I want my ME back. I want to feel good, feel healthy, be able to move and I want my arm to be back to normal. So I'm going to have to really work at trying to avoid the sugar. Going to have to really work at eating better. More nutrients.
Well, I need to go - I'm really running behind.
But I DO want to say that someone thought George was being abusive. Well perhaps so in that moment. He certainly wasn't being fair. But you see he was dished it right back b/c now I'm evading the clean up of pet mess in the house and he has to do it alone now. In a way, that's abuse too. ;-) It all works out in the end. And when he doesn't let me talk, he ends up having to hear me in the end as well. And he always pays for it when he's done wrong. I don't like conflict, so I go into silent mode, shut out, turn it off, and live my own life. So that is not really fair either. I'm not want to want to talk it out usually unless the other person goes first. I'd much rather avoid the conflict, steam over it, blog about it and resurface 24-48 hours all better. I guess it's a Southern thing. I probably learned this. I will harbor it for a long time b/c I see what abruptness and shouting can do, so I retract from anything that would make me or someone want to shout. I retreat. I shut down. I will let it fester under the surface if it is something that continues. And then one day I will Explode all my feelings at once. Maybe not in a yell, unless someone is yelling at me, but they'll all come out one way or another. And then there it is. lol
So neither of us are very good in our relationship. But we do know each other really well. We both know what buttons to push and when to retreat. And we often irritate each other, sometimes I think on purpose. I'm not very good at turning the other cheek, nor being a subjective door mat. He has never laid a physical hand on me. But we often do probably mentally abuse each other - just to get our own way or to irritate one another. But we have been married for 26 years. It's quite frankly a cat and mouse and control issue. We both like to call the shots. And quite frankly we both DO in different ways. He's lucky that I roll with things and am pretty easy to please in most situations. What we do, where we go, who we see, what we eat, how we do something. I'm only a BEAR about having my time at home, how we disciplined Kate, being able to buy big ticket items when I want them, and when he says he knows what I'm thinking when he doesn't, and when he won't let me have my say, or I think he's being too cheap (which is mainly on big items). Those are really the only things that push my buttons. The rest of the life is a breeze. So we do abuse each other I'm sure just by being ourselves as we like to control a few things. I never like anyone to control me. They can call the shots all day long for all I care, but cross me, don't trust me, or think bad of me when I've been serving you all day long = then we have an issue. lol
I'm pretty good at taking up for myself. I don't take abuse - I sling it back. So no worries. Maybe I should do more turning of the cheek and praying. But my ego is too big for that. ha.

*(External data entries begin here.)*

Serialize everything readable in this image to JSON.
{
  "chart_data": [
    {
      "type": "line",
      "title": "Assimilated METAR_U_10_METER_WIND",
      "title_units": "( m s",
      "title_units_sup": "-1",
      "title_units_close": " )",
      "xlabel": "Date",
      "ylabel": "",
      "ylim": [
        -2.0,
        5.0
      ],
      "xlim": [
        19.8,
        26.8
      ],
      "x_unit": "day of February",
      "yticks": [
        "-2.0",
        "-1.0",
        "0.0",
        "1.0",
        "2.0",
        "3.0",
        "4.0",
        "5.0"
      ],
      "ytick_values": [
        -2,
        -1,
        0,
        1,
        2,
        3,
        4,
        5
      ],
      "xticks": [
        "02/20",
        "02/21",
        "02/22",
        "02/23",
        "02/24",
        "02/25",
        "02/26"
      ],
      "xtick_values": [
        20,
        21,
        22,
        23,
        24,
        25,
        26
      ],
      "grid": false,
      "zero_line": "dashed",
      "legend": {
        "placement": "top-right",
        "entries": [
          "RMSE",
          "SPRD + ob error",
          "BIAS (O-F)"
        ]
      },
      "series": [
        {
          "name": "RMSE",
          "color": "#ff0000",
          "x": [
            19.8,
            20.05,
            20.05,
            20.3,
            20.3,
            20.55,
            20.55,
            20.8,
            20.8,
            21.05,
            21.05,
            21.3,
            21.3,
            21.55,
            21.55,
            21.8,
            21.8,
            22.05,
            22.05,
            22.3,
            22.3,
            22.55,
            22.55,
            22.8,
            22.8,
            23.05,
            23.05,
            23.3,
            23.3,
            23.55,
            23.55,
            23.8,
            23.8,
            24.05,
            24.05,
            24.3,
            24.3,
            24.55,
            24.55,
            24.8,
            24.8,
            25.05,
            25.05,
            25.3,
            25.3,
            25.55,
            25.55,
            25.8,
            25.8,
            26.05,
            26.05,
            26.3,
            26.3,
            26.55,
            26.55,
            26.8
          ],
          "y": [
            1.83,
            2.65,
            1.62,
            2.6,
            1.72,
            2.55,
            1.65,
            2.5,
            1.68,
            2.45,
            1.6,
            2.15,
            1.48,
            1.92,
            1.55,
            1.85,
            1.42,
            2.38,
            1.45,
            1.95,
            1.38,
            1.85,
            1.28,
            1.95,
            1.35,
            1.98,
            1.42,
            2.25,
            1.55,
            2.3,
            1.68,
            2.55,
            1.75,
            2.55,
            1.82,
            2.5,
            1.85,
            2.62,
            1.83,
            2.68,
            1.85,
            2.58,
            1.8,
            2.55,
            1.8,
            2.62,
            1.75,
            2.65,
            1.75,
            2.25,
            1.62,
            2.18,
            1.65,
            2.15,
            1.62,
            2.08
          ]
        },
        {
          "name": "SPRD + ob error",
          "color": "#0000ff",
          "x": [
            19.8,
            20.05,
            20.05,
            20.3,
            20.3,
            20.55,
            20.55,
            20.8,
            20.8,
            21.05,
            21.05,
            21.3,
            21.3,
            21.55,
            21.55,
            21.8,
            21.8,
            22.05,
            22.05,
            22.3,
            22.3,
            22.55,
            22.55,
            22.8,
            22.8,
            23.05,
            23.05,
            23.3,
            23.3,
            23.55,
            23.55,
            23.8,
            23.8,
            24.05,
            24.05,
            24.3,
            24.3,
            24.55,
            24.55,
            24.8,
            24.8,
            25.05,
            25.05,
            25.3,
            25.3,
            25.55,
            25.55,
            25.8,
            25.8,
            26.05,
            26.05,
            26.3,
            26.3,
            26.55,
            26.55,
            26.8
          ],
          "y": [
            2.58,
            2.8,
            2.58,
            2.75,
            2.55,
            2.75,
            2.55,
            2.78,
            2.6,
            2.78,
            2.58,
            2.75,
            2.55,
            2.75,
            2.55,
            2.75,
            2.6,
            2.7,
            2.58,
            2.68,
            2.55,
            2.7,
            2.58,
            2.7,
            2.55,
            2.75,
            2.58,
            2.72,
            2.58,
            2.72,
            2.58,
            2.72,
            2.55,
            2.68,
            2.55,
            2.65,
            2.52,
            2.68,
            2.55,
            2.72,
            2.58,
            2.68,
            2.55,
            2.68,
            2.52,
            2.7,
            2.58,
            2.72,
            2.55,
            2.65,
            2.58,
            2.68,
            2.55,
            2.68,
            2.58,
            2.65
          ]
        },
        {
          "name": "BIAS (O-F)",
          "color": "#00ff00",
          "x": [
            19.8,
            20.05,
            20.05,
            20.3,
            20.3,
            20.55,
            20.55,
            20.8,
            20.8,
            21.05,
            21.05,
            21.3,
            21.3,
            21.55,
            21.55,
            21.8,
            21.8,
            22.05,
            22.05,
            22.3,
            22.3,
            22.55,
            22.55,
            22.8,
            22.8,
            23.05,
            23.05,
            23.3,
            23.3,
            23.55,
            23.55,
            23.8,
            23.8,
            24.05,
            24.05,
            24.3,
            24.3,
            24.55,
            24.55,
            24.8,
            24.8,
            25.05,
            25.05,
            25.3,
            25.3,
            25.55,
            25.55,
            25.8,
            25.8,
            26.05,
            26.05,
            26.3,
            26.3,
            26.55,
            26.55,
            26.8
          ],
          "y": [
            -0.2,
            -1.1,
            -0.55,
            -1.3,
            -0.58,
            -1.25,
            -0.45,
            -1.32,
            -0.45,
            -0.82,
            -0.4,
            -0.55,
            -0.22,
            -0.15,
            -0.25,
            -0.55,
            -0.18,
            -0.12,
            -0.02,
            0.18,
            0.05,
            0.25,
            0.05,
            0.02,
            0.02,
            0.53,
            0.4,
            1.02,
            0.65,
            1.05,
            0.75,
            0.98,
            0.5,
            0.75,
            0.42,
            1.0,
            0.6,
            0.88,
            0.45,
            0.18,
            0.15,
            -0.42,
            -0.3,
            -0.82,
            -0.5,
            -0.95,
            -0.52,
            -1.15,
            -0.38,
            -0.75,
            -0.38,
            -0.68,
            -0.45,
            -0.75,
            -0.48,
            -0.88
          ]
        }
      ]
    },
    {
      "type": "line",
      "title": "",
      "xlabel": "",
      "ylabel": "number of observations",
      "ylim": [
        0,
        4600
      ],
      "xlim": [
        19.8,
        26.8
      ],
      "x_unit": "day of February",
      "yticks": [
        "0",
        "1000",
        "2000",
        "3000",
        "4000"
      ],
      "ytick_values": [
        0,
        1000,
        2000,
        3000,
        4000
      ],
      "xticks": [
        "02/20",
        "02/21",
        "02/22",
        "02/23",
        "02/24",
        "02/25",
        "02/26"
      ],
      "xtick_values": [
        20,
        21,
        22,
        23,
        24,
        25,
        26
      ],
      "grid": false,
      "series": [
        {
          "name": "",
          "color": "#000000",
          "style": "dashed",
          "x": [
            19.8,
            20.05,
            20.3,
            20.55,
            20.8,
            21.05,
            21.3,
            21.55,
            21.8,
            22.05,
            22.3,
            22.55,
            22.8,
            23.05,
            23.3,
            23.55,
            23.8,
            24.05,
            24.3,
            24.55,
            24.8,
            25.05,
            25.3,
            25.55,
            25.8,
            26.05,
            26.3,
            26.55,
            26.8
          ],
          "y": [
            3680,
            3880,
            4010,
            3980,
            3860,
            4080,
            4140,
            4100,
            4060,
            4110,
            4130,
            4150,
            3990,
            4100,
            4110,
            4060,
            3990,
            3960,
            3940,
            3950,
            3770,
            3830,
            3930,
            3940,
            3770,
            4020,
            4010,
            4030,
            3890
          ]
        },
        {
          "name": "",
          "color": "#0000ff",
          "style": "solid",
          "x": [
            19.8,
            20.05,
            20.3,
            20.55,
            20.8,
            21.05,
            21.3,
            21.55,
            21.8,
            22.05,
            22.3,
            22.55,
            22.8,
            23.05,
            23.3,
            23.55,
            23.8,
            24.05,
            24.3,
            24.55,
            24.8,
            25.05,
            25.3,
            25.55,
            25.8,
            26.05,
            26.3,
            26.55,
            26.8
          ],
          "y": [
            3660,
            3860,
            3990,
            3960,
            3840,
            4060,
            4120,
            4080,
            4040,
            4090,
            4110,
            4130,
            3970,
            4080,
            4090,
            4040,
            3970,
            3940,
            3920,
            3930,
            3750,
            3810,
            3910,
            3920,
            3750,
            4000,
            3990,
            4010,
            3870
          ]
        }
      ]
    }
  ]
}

And I'll just say that I love the Hubster, regardless of our spat over the carpet machine. Over all he does have a big heart. Maybe not for me, but for some. He bought 5 children he doesn't know, their Christmas. We wrapped that stuff this morning.
He did hug me yesterday - not to say he was sorry, but that is what it was. He wanted a hug to give our day a brand new start. And we had a good day. So it's all good. That is why I feel I can talk about spats here. Everyone has them in their marriage. If we can talk about them, then I can laugh later. ;-) And I'll at least be smiling when I see a pee spot and know I never have to clean it anymore. ;-) I'll probably give in, but...might as well enjoy a week or so of - retaliation.